Adenomatous and/or hyperplastic polyps were detected in 218 patients (34.1%). One hundred sixty adenomatous and 134 hyperplastic polyps were removed. Forty-eight percent (48.1%) of the adenomatous and 21.6% of the hyperplastic polyps were above the sigmoid colon. Six adenocarcinomas were detected in five patients. One patient had a delayed bleeding episode requiring no transfusion or therapeutic intervention, and one patient had a "post-polypectomy syndrome" requiring no therapeutic intervention. The average physician time in the endoscopy room for normal examinations was 18 min.

CONCLUSIONS

Screening colonoscopy can be safely performed in an office facility.

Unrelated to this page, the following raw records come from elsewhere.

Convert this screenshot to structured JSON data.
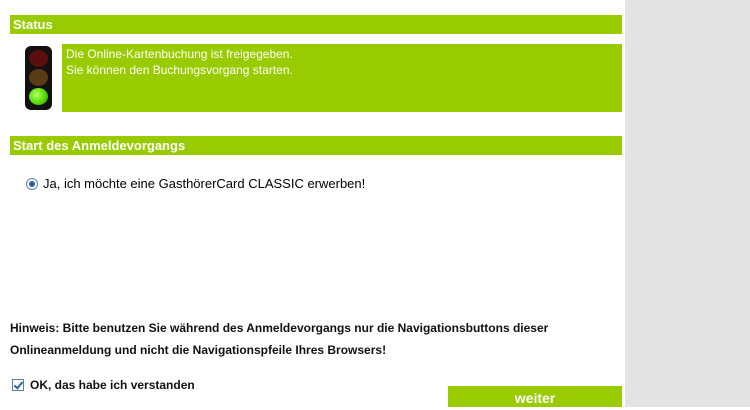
{
  "status": {
    "header": "Status",
    "light": "green",
    "lines": [
      "Die Online-Kartenbuchung ist freigegeben.",
      "Sie können den Buchungsvorgang starten."
    ]
  },
  "start": {
    "header": "Start des Anmeldevorgangs",
    "option_label": "Ja, ich möchte eine GasthörerCard CLASSIC erwerben!",
    "option_selected": true
  },
  "hint": {
    "line1": "Hinweis: Bitte benutzen Sie während des Anmeldevorgangs nur die Navigationsbuttons dieser",
    "line2": "Onlineanmeldung und nicht die Navigationspfeile Ihres Browsers!"
  },
  "confirm": {
    "label": "OK, das habe ich verstanden",
    "checked": true
  },
  "next_button": "weiter",
  "colors": {
    "accent": "#99cc00",
    "sidebar": "#e3e3e3"
  }
}
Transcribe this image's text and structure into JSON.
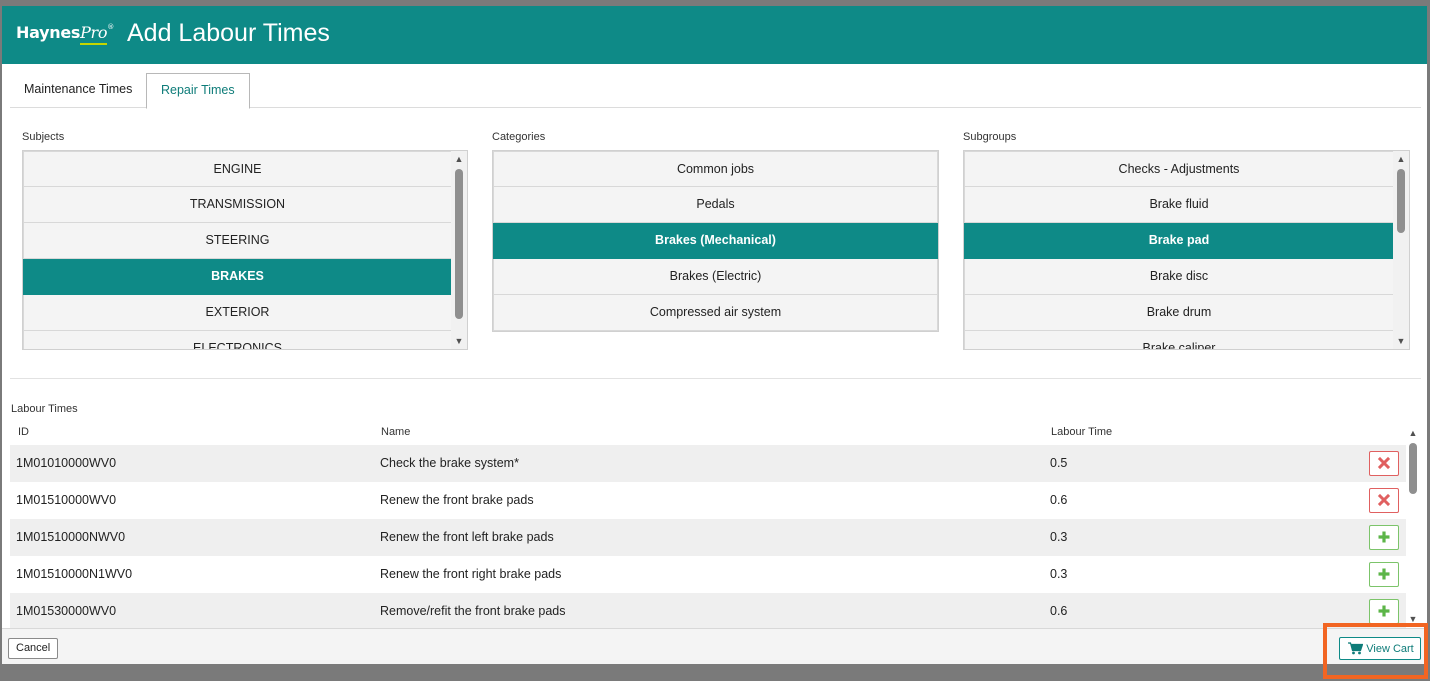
{
  "header": {
    "logo_main": "Haynes",
    "logo_pro": "Pro",
    "logo_reg": "®",
    "title": "Add Labour Times"
  },
  "tabs": [
    {
      "label": "Maintenance Times",
      "active": false
    },
    {
      "label": "Repair Times",
      "active": true
    }
  ],
  "subjects": {
    "label": "Subjects",
    "items": [
      "ENGINE",
      "TRANSMISSION",
      "STEERING",
      "BRAKES",
      "EXTERIOR",
      "ELECTRONICS"
    ],
    "selected": "BRAKES"
  },
  "categories": {
    "label": "Categories",
    "items": [
      "Common jobs",
      "Pedals",
      "Brakes (Mechanical)",
      "Brakes (Electric)",
      "Compressed air system"
    ],
    "selected": "Brakes (Mechanical)"
  },
  "subgroups": {
    "label": "Subgroups",
    "items": [
      "Checks - Adjustments",
      "Brake fluid",
      "Brake pad",
      "Brake disc",
      "Brake drum",
      "Brake caliper"
    ],
    "selected": "Brake pad"
  },
  "labour_times": {
    "label": "Labour Times",
    "columns": {
      "id": "ID",
      "name": "Name",
      "time": "Labour Time"
    },
    "rows": [
      {
        "id": "1M01010000WV0",
        "name": "Check the brake system*",
        "time": "0.5",
        "action": "remove"
      },
      {
        "id": "1M01510000WV0",
        "name": "Renew the front brake pads",
        "time": "0.6",
        "action": "remove"
      },
      {
        "id": "1M01510000NWV0",
        "name": "Renew the front left brake pads",
        "time": "0.3",
        "action": "add"
      },
      {
        "id": "1M01510000N1WV0",
        "name": "Renew the front right brake pads",
        "time": "0.3",
        "action": "add"
      },
      {
        "id": "1M01530000WV0",
        "name": "Remove/refit the front brake pads",
        "time": "0.6",
        "action": "add"
      }
    ]
  },
  "footer": {
    "cancel_label": "Cancel",
    "cart_label": "View Cart"
  },
  "colors": {
    "brand": "#0e8a87",
    "remove": "#e06060",
    "add": "#5cb548",
    "highlight": "#f26522"
  }
}
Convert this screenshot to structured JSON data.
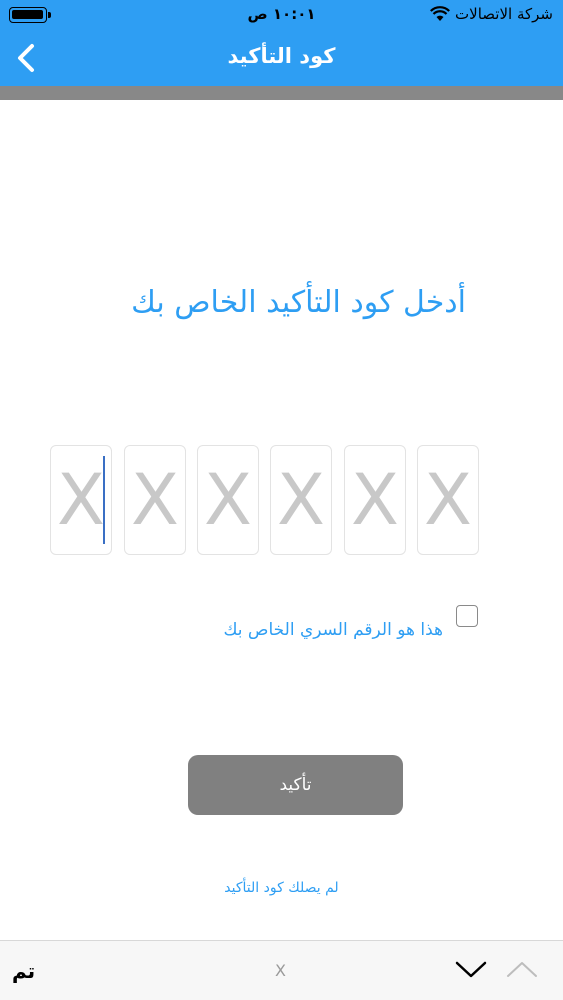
{
  "status_bar": {
    "carrier": "شركة الاتصالات",
    "time": "١٠:٠١ ص"
  },
  "nav": {
    "title": "كود التأكيد",
    "back_icon": "chevron-left-icon"
  },
  "main": {
    "heading": "أدخل كود التأكيد الخاص بك",
    "code_placeholders": [
      "X",
      "X",
      "X",
      "X",
      "X",
      "X"
    ],
    "checkbox_label": "هذا هو الرقم السري الخاص بك",
    "confirm_label": "تأكيد",
    "resend_label": "لم يصلك كود التأكيد"
  },
  "keyboard_toolbar": {
    "done_label": "تم",
    "placeholder": "X"
  },
  "colors": {
    "accent": "#2e9ef3",
    "button": "#808080"
  }
}
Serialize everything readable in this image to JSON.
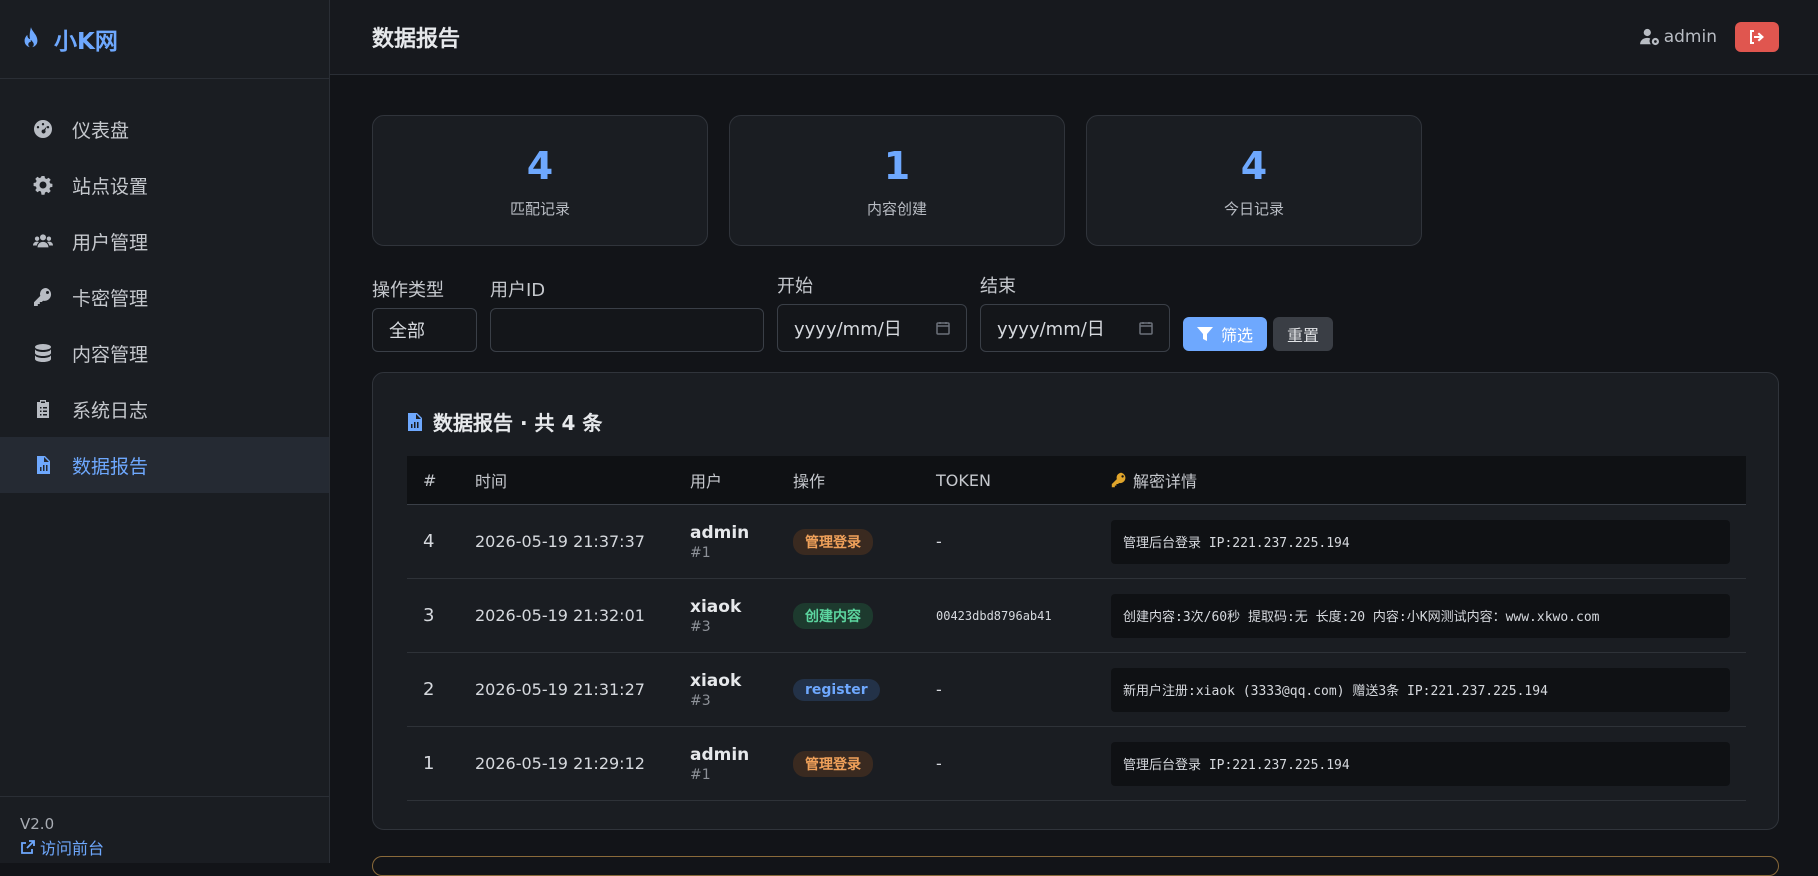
{
  "brand": {
    "name": "小K网"
  },
  "sidebar": {
    "items": [
      {
        "label": "仪表盘",
        "icon": "dashboard-icon"
      },
      {
        "label": "站点设置",
        "icon": "gear-icon"
      },
      {
        "label": "用户管理",
        "icon": "users-icon"
      },
      {
        "label": "卡密管理",
        "icon": "key-icon"
      },
      {
        "label": "内容管理",
        "icon": "database-icon"
      },
      {
        "label": "系统日志",
        "icon": "clipboard-icon"
      },
      {
        "label": "数据报告",
        "icon": "file-chart-icon",
        "active": true
      }
    ],
    "version": "V2.0",
    "front_link": "访问前台"
  },
  "topbar": {
    "title": "数据报告",
    "user": "admin"
  },
  "stats": [
    {
      "value": "4",
      "label": "匹配记录"
    },
    {
      "value": "1",
      "label": "内容创建"
    },
    {
      "value": "4",
      "label": "今日记录"
    }
  ],
  "filters": {
    "type_label": "操作类型",
    "type_value": "全部",
    "uid_label": "用户ID",
    "uid_value": "",
    "start_label": "开始",
    "start_value": "yyyy/mm/日",
    "end_label": "结束",
    "end_value": "yyyy/mm/日",
    "filter_button": "筛选",
    "reset_button": "重置"
  },
  "panel": {
    "title": "数据报告 · 共 4 条",
    "columns": [
      "#",
      "时间",
      "用户",
      "操作",
      "TOKEN",
      "解密详情"
    ],
    "rows": [
      {
        "id": "4",
        "time": "2026-05-19 21:37:37",
        "user": "admin",
        "uid": "#1",
        "action": "管理登录",
        "badge": "orange",
        "token": "-",
        "detail": "管理后台登录 IP:221.237.225.194"
      },
      {
        "id": "3",
        "time": "2026-05-19 21:32:01",
        "user": "xiaok",
        "uid": "#3",
        "action": "创建内容",
        "badge": "green",
        "token": "00423dbd8796ab41",
        "detail": "创建内容:3次/60秒 提取码:无 长度:20 内容:小K网测试内容：www.xkwo.com"
      },
      {
        "id": "2",
        "time": "2026-05-19 21:31:27",
        "user": "xiaok",
        "uid": "#3",
        "action": "register",
        "badge": "blue",
        "token": "-",
        "detail": "新用户注册:xiaok (3333@qq.com) 赠送3条 IP:221.237.225.194"
      },
      {
        "id": "1",
        "time": "2026-05-19 21:29:12",
        "user": "admin",
        "uid": "#1",
        "action": "管理登录",
        "badge": "orange",
        "token": "-",
        "detail": "管理后台登录 IP:221.237.225.194"
      }
    ]
  },
  "colors": {
    "accent": "#6ea8fe",
    "danger": "#e0564f",
    "badge_orange": "#f0a15a",
    "badge_green": "#5cd6a0"
  }
}
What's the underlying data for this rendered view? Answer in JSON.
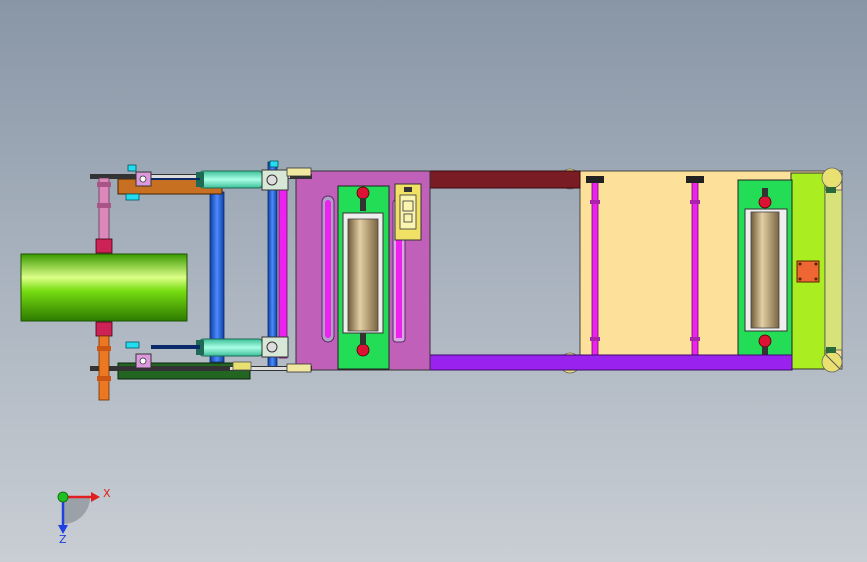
{
  "viewport": {
    "background_top": "#8996a6",
    "background_bottom": "#c9ced4"
  },
  "triad": {
    "x_label": "X",
    "z_label": "Z",
    "x_color": "#e02020",
    "y_color": "#20c020",
    "z_color": "#2040e0"
  },
  "colors": {
    "roll_green": "#66dd11",
    "frame_tan": "#fde09a",
    "plate_mauve": "#c060b8",
    "rail_purple": "#9a22ee",
    "rail_maroon": "#7a1c24",
    "bracket_green": "#22dd55",
    "roller_bronze": "#b89a66",
    "rod_magenta": "#ee22ee",
    "rod_blue": "#2266dd",
    "cylinder_teal": "#77eecc",
    "end_plate_lime": "#aaee22",
    "knob_red": "#dd1133",
    "block_orange": "#ee6633",
    "arm_brown": "#c87022",
    "arm_darkgreen": "#226622",
    "shaft_pink": "#dd88bb",
    "shaft_orange": "#ee7722",
    "clip_cyan": "#22ddee"
  }
}
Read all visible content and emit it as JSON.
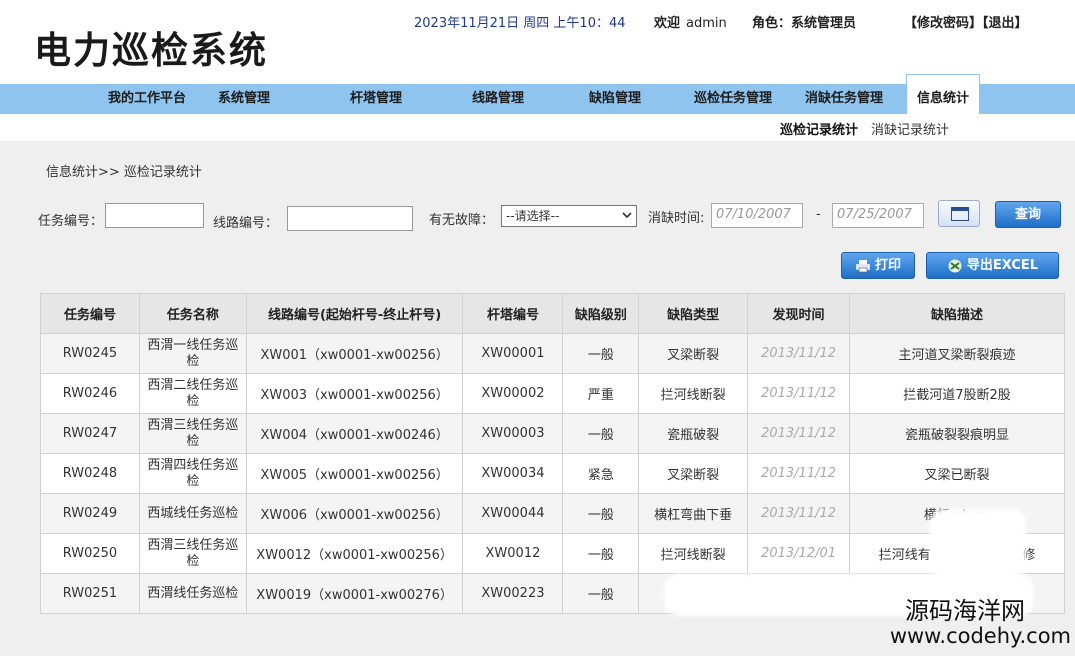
{
  "app": {
    "title": "电力巡检系统",
    "datetime": "2023年11月21日 周四 上午10：44",
    "welcome_label": "欢迎",
    "username": "admin",
    "role_text": "角色：系统管理员",
    "change_password": "【修改密码】",
    "logout": "【退出】"
  },
  "nav": {
    "items": [
      {
        "label": "我的工作平台"
      },
      {
        "label": "系统管理"
      },
      {
        "label": "杆塔管理"
      },
      {
        "label": "线路管理"
      },
      {
        "label": "缺陷管理"
      },
      {
        "label": "巡检任务管理"
      },
      {
        "label": "消缺任务管理"
      },
      {
        "label": "信息统计",
        "active": true
      }
    ],
    "sub": [
      {
        "label": "巡检记录统计",
        "active": true
      },
      {
        "label": "消缺记录统计"
      }
    ]
  },
  "breadcrumb": "信息统计>> 巡检记录统计",
  "filters": {
    "task_no_label": "任务编号：",
    "task_no_value": "",
    "line_no_label": "线路编号：",
    "line_no_value": "",
    "fault_label": "有无故障：",
    "fault_selected": "--请选择--",
    "time_label": "消缺时间:",
    "date_from": "07/10/2007",
    "date_sep": "-",
    "date_to": "07/25/2007",
    "query_button": "查询",
    "print_button": "打印",
    "export_button": "导出EXCEL"
  },
  "table": {
    "headers": [
      "任务编号",
      "任务名称",
      "线路编号(起始杆号-终止杆号)",
      "杆塔编号",
      "缺陷级别",
      "缺陷类型",
      "发现时间",
      "缺陷描述"
    ],
    "rows": [
      [
        "RW0245",
        "西渭一线任务巡检",
        "XW001（xw0001-xw00256）",
        "XW00001",
        "一般",
        "叉梁断裂",
        "2013/11/12",
        "主河道叉梁断裂痕迹"
      ],
      [
        "RW0246",
        "西渭二线任务巡检",
        "XW003（xw0001-xw00256）",
        "XW00002",
        "严重",
        "拦河线断裂",
        "2013/11/12",
        "拦截河道7股断2股"
      ],
      [
        "RW0247",
        "西渭三线任务巡检",
        "XW004（xw0001-xw00246）",
        "XW00003",
        "一般",
        "瓷瓶破裂",
        "2013/11/12",
        "瓷瓶破裂裂痕明显"
      ],
      [
        "RW0248",
        "西渭四线任务巡检",
        "XW005（xw0001-xw00256）",
        "XW00034",
        "紧急",
        "叉梁断裂",
        "2013/11/12",
        "叉梁已断裂"
      ],
      [
        "RW0249",
        "西城线任务巡检",
        "XW006（xw0001-xw00256）",
        "XW00044",
        "一般",
        "横杠弯曲下垂",
        "2013/11/12",
        "横杠mbsp;"
      ],
      [
        "RW0250",
        "西渭三线任务巡检",
        "XW0012（xw0001-xw00256）",
        "XW0012",
        "一般",
        "拦河线断裂",
        "2013/12/01",
        "拦河线有                   检修"
      ],
      [
        "RW0251",
        "西渭线任务巡检",
        "XW0019（xw0001-xw00276）",
        "XW00223",
        "一般",
        "",
        "",
        ""
      ]
    ]
  },
  "watermark": {
    "line1": "源码海洋网",
    "line2": "www.codehy.com"
  }
}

Physician time with the patient should be limited to allow a low cost that compares favorably with screening costs for other malignancies. Long-term studies to assess the capability of screening colonoscopy to lower mortality from colorectal cancer should continue.

摘要

目的

定期进行全结肠镜检查并早期切除病变可能会显著降低结直肠癌的发病率和死亡率。这样一个项目必须成本低廉、安全且高效。

方法

对639例患者进行了筛查结肠镜检查。对于正常检查,医生的时间仅限于给予清醒镇静药物、进行结肠镜检查以及填写书面报告表。一次正常筛查结肠镜检查的总费用为150美元。

结果

在218例患者(34.1%)中检测到腺瘤性和/或增生性息肉。共切除160个腺瘤性息肉和134个增生性息肉。48.1%的腺瘤性息肉和21.6%的增生性息肉位于乙状结肠上方。在5例患者中检测到6例腺癌。1例患者出现延迟性出血,无需输血或治疗干预;1例患者出现“息肉切除术后综合征”,无需治疗干预。正常检查时医生在内镜室的平均时间为18分钟。

结论

筛查结肠镜检查可在门诊设施中安全进行。医生与患者的接触时间应加以限制,以实现低成本,这与其他恶性肿瘤的筛查成本相比具有优势。应继续进行长期研究,以评估筛查结肠镜检查降低结直肠癌死亡率的能力。